To add a Spark interpreter to a Custom Image, simply click "+ Spark" in the interpreter creation screen. Zepl supports Spark 2.3.2 as the default Spark interpreter for custom images, which can be refrenced with the %spark alias.

To add libraries to Spark, you can do so by adding maven dependencies on separate lines. Please note that we only support compile and exclude_group commands in the syntax today.

compile "commons-io:commons-io:2.6"
compile("org.apache.hadoop:hadoop-aws:2.8.3") { exclude group ‘javax.servlet’, module: ‘servlet-api’}

In addition to any libraries that you include in your custom image list, Spark comes with many libraries already installed, and Zepl installs multiple Spark libraries to the image necessary for Zepl to function well. If you try to install a different version of these libraries, it is possible you may run into a compatibility issue. You can always see what versions of libraries you have installed in your image by running the following code in the notebook:

%pyspark
!ls /usr/zepl/interpreter/lib/

As of July 2020, the list of libraries we install for Spark in a custom image are the following:

interpreterDatasource "mysql:mysql-connector-java:8.0.18"
interpreterDatasource "org.postgresql:postgresql:42.2.8"
interpreterDatasource "net.snowflake:snowflake-jdbc:3.12.5"
interpreterDatasource "com.sap.cloud.db.jdbc:ngdbc:2.4.63"
interpreterDatasource "com.aliyun.odps:odps-jdbc:3.1.0"
interpreterDatasource "com.google.cloud.spark:spark-bigquery-with-dependencies_2.11:0.15.1-beta"
interpreterDatasource "com.aliyun.odps:odps-jdbc:3.1.0"
interpreterDatasource("com.datastax.spark:spark-cassandra-connector_2.11:2.0.11")
interpreterDatasource("net.snowflake:spark-snowflake_2.11:2.7.1-spark_2.2")
interpreterDatasource("org.apache.spark:spark-hive_2.11:2.2.1")

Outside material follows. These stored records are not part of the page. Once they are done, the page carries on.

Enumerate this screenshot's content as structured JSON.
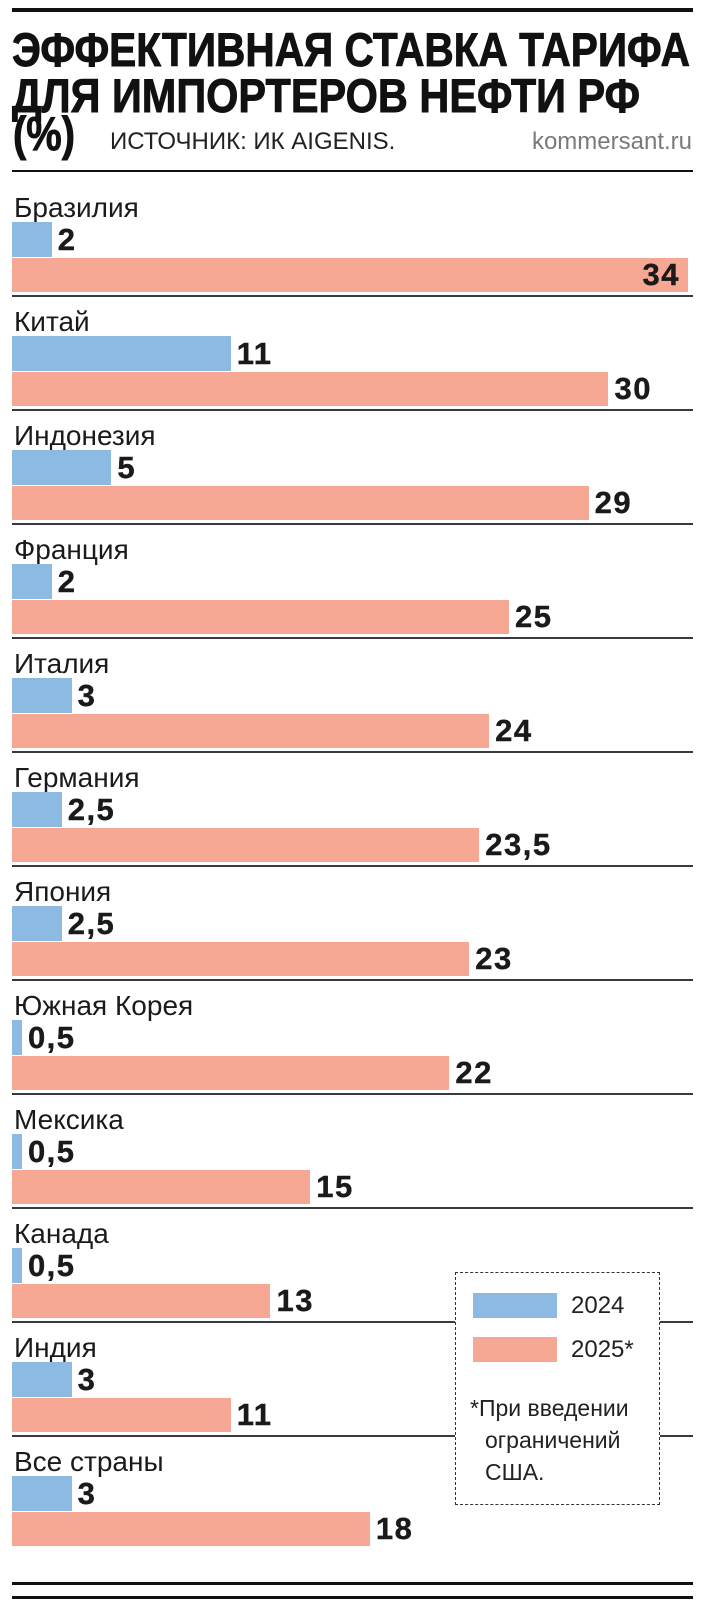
{
  "header": {
    "source": "ИСТОЧНИК: ИК AIGENIS.",
    "site": "kommersant.ru"
  },
  "chart_data": {
    "type": "bar",
    "orientation": "horizontal",
    "title_lines": [
      "ЭФФЕКТИВНАЯ СТАВКА ТАРИФА",
      "ДЛЯ ИМПОРТЕРОВ НЕФТИ РФ",
      "(%)"
    ],
    "categories": [
      "Бразилия",
      "Китай",
      "Индонезия",
      "Франция",
      "Италия",
      "Германия",
      "Япония",
      "Южная Корея",
      "Мексика",
      "Канада",
      "Индия",
      "Все страны"
    ],
    "series": [
      {
        "name": "2024",
        "color": "#8DBAE3",
        "values": [
          2,
          11,
          5,
          2,
          3,
          2.5,
          2.5,
          0.5,
          0.5,
          0.5,
          3,
          3
        ]
      },
      {
        "name": "2025*",
        "color": "#F6A894",
        "values": [
          34,
          30,
          29,
          25,
          24,
          23.5,
          23,
          22,
          15,
          13,
          11,
          18
        ]
      }
    ],
    "xlim": [
      0,
      34
    ],
    "grid": false,
    "data_labels": true,
    "legend_position": "bottom-right",
    "footnote_lines": [
      "*При введении",
      "ограничений",
      "США."
    ]
  }
}
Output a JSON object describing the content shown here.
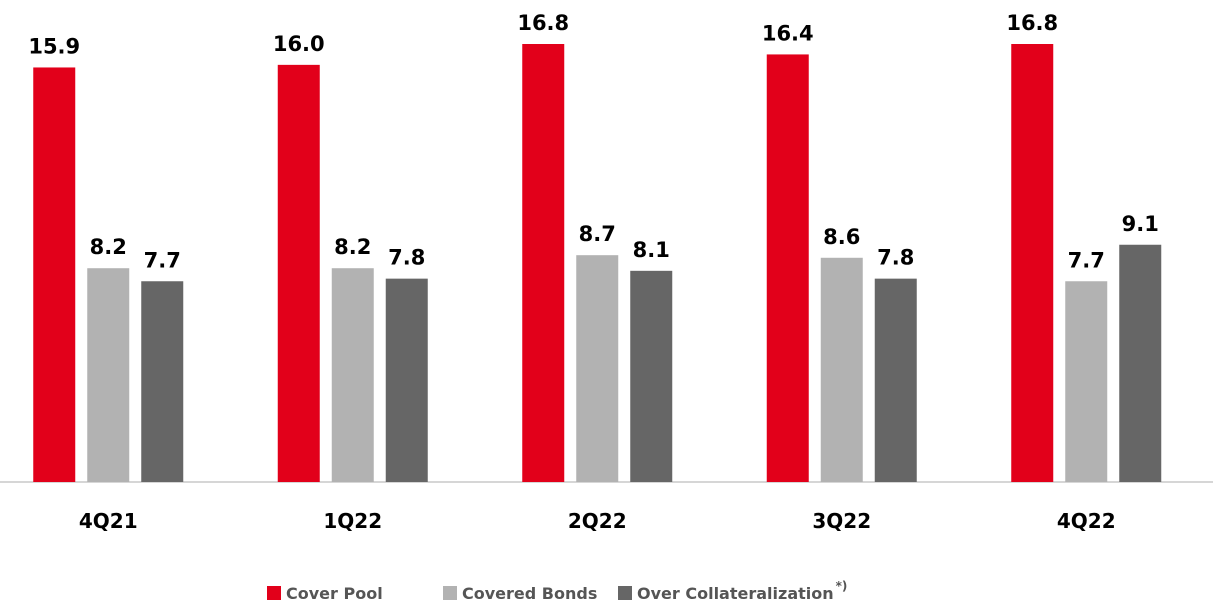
{
  "chart_data": {
    "type": "bar",
    "categories": [
      "4Q21",
      "1Q22",
      "2Q22",
      "3Q22",
      "4Q22"
    ],
    "series": [
      {
        "name": "Cover Pool",
        "color": "#e2001a",
        "values": [
          15.9,
          16.0,
          16.8,
          16.4,
          16.8
        ],
        "value_labels": [
          "15.9",
          "16.0",
          "16.8",
          "16.4",
          "16.8"
        ]
      },
      {
        "name": "Covered Bonds",
        "color": "#b2b2b2",
        "values": [
          8.2,
          8.2,
          8.7,
          8.6,
          7.7
        ],
        "value_labels": [
          "8.2",
          "8.2",
          "8.7",
          "8.6",
          "7.7"
        ]
      },
      {
        "name": "Over Collateralization",
        "color": "#666666",
        "values": [
          7.7,
          7.8,
          8.1,
          7.8,
          9.1
        ],
        "value_labels": [
          "7.7",
          "7.8",
          "8.1",
          "7.8",
          "9.1"
        ]
      }
    ],
    "legend_note": "*)",
    "legend": "bottom"
  }
}
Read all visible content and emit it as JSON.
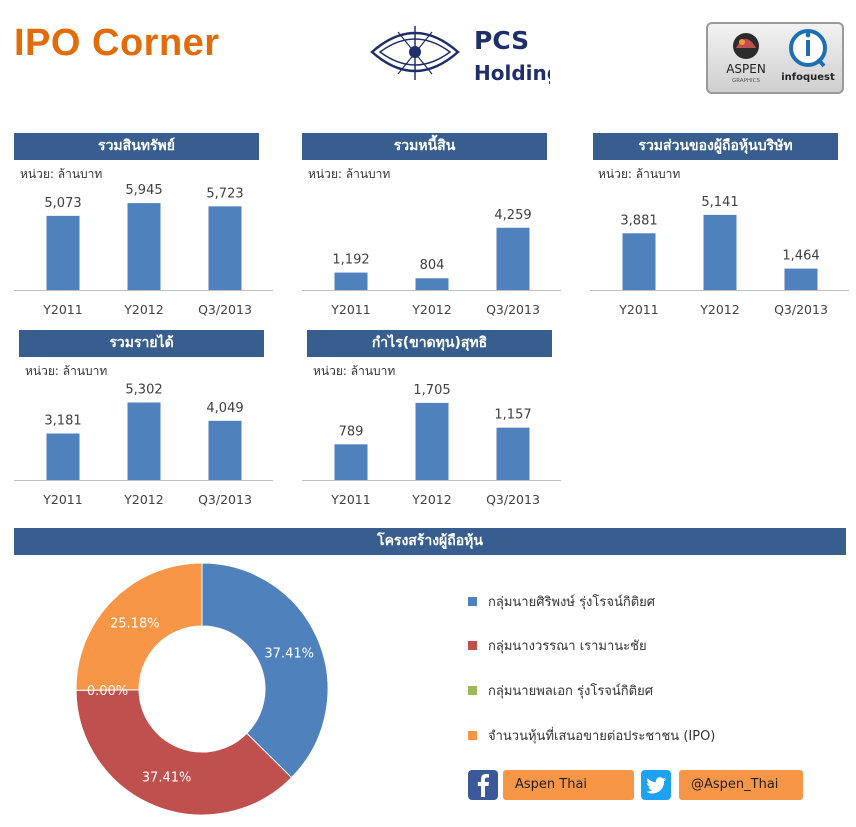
{
  "header": {
    "title": "IPO Corner",
    "company_logo_text_line1": "PCS",
    "company_logo_text_line2": "Holding",
    "partner_logo_aspen": "ASPEN",
    "partner_logo_aspen_sub": "GRAPHICS",
    "partner_logo_infoquest": "infoquest"
  },
  "colors": {
    "header_bar": "#375E8E",
    "bar": "#4F81BD",
    "title": "#E36C0A"
  },
  "unit_label": "หน่วย: ล้านบาท",
  "chart_data": [
    {
      "type": "bar",
      "title": "รวมสินทรัพย์",
      "categories": [
        "Y2011",
        "Y2012",
        "Q3/2013"
      ],
      "values": [
        5073,
        5945,
        5723
      ],
      "value_labels": [
        "5,073",
        "5,945",
        "5,723"
      ],
      "ylim": [
        0,
        6500
      ]
    },
    {
      "type": "bar",
      "title": "รวมหนี้สิน",
      "categories": [
        "Y2011",
        "Y2012",
        "Q3/2013"
      ],
      "values": [
        1192,
        804,
        4259
      ],
      "value_labels": [
        "1,192",
        "804",
        "4,259"
      ],
      "ylim": [
        0,
        6500
      ]
    },
    {
      "type": "bar",
      "title": "รวมส่วนของผู้ถือหุ้นบริษัท",
      "categories": [
        "Y2011",
        "Y2012",
        "Q3/2013"
      ],
      "values": [
        3881,
        5141,
        1464
      ],
      "value_labels": [
        "3,881",
        "5,141",
        "1,464"
      ],
      "ylim": [
        0,
        6500
      ]
    },
    {
      "type": "bar",
      "title": "รวมรายได้",
      "categories": [
        "Y2011",
        "Y2012",
        "Q3/2013"
      ],
      "values": [
        3181,
        5302,
        4049
      ],
      "value_labels": [
        "3,181",
        "5,302",
        "4,049"
      ],
      "ylim": [
        0,
        6500
      ]
    },
    {
      "type": "bar",
      "title": "กำไร(ขาดทุน)สุทธิ",
      "categories": [
        "Y2011",
        "Y2012",
        "Q3/2013"
      ],
      "values": [
        789,
        1705,
        1157
      ],
      "value_labels": [
        "789",
        "1,705",
        "1,157"
      ],
      "ylim": [
        0,
        2100
      ]
    },
    {
      "type": "pie",
      "donut": true,
      "title": "โครงสร้างผู้ถือหุ้น",
      "labels": [
        "กลุ่มนายศิริพงษ์  รุ่งโรจน์กิติยศ",
        "กลุ่มนางวรรณา  เรามานะชัย",
        "กลุ่มนายพลเอก  รุ่งโรจน์กิติยศ",
        "จำนวนหุ้นที่เสนอขายต่อประชาชน  (IPO)"
      ],
      "values": [
        37.41,
        37.41,
        0.0,
        25.18
      ],
      "value_labels": [
        "37.41%",
        "37.41%",
        "0.00%",
        "25.18%"
      ],
      "colors": [
        "#4F81BD",
        "#C0504D",
        "#9BBB59",
        "#F79646"
      ],
      "legend_position": "right"
    }
  ],
  "social": {
    "facebook": "Aspen Thai",
    "twitter": "@Aspen_Thai",
    "facebook_icon": "facebook-icon",
    "twitter_icon": "twitter-bird-icon"
  }
}
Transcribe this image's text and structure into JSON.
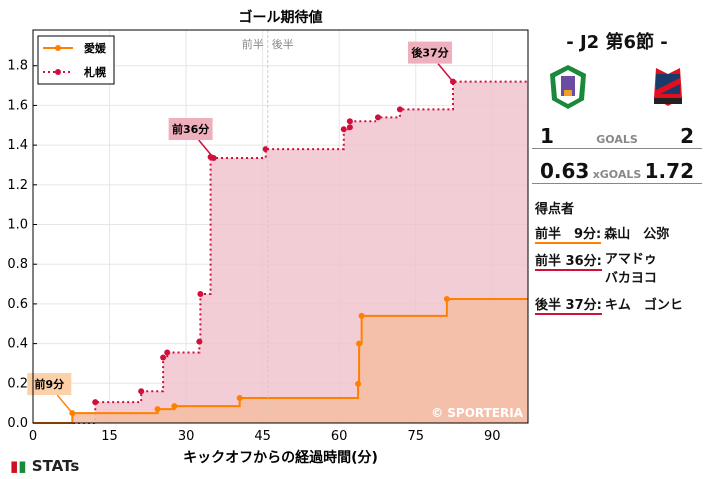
{
  "chart_data": {
    "type": "line",
    "step": true,
    "title": "ゴール期待値",
    "xlabel": "キックオフからの経過時間(分)",
    "ylabel": "",
    "xlim": [
      0,
      97
    ],
    "ylim": [
      0,
      1.98
    ],
    "xticks": [
      0,
      15,
      30,
      45,
      60,
      75,
      90
    ],
    "yticks": [
      0,
      0.2,
      0.4,
      0.6,
      0.8,
      1.0,
      1.2,
      1.4,
      1.6,
      1.8
    ],
    "ytick_labels": [
      "0.0",
      "0.2",
      "0.4",
      "0.6",
      "0.8",
      "1.0",
      "1.2",
      "1.4",
      "1.6",
      "1.8"
    ],
    "grid": true,
    "legend_position": "top-left",
    "halftime_line": {
      "x": 46,
      "labels": [
        "前半",
        "後半"
      ]
    },
    "watermark": "© SPORTERIA",
    "series": [
      {
        "name": "愛媛",
        "color": "#ff8000",
        "style": "solid",
        "x": [
          7.7,
          24.4,
          27.7,
          40.5,
          63.7,
          63.9,
          64.4,
          81.1
        ],
        "y": [
          0.05,
          0.07,
          0.085,
          0.126,
          0.197,
          0.4,
          0.54,
          0.625
        ],
        "end_x": 97
      },
      {
        "name": "札幌",
        "color": "#d0103a",
        "style": "dotted",
        "x": [
          12.2,
          21.2,
          25.5,
          26.3,
          32.6,
          32.8,
          34.8,
          35.4,
          45.6,
          60.9,
          62.1,
          62.1,
          67.6,
          71.9,
          82.3
        ],
        "y": [
          0.105,
          0.16,
          0.33,
          0.355,
          0.41,
          0.65,
          1.34,
          1.335,
          1.38,
          1.48,
          1.49,
          1.52,
          1.54,
          1.58,
          1.72
        ],
        "end_x": 97
      }
    ],
    "annotations": [
      {
        "text": "前9分",
        "series": 0,
        "x": 7.7,
        "y": 0.05
      },
      {
        "text": "前36分",
        "series": 1,
        "x": 35.4,
        "y": 1.335
      },
      {
        "text": "後37分",
        "series": 1,
        "x": 82.3,
        "y": 1.72
      }
    ]
  },
  "match": {
    "round": "- J2 第6節 -",
    "home_goals": "1",
    "away_goals": "2",
    "goals_label": "GOALS",
    "home_xg": "0.63",
    "away_xg": "1.72",
    "xg_label": "xGOALS",
    "scorers_title": "得点者",
    "scorers": [
      {
        "time": "前半　9分:",
        "name": "森山　公弥",
        "color": "#ff8000"
      },
      {
        "time": "前半 36分:",
        "name": "アマドゥ バカヨコ",
        "color": "#d0103a"
      },
      {
        "time": "後半 37分:",
        "name": "キム　ゴンヒ",
        "color": "#d0103a"
      }
    ]
  },
  "brand": "STATs"
}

Adding System Dependencies

You can add environmental variables and packages to your image with this feature. This can be helpful because certain libraries sometimes require underlying infrastructure to be installed to or environment variables set in the image for certain libraries to work properly.

You can set an environment variable with very simple syntax:

VAR1=123
VAR2=456

You can install packages from github directories with maven syntax.

Custom Image Management

Custom Images can easily be managed and analyzed from the Custom Images management console. For any existing image that you have created, you can see what it is called, who created the image, if the image successfully created, when it was created, and what notebooks are associated with the image.

For any Custom Image that you are curious in learning more about, you can click on the row to learn more about how that custom image was constructed. Under the actions menu for custom images, you can perform the following operations:

Clone: This lets you use an existing image as a template to modify while creating a new image Edit: This lets the creator of an image modify the configuration of the image Delete: This lets the creator of an image delete the image Set as Default: This sets an image as the default image for all users in an organization

Using a Custom Image In A Notebook

When you are creating a new notebook, you must select the Custom Image you want to use to execute code from that notebook.

In the notebook, we’ve designed a toolbar on the right hand side which helps you see what interpreters and libraries are available for you to use in your custom image.

You can change this selection at any time for a given notebook by editing the notebook settings. To do so, your container must be shut down.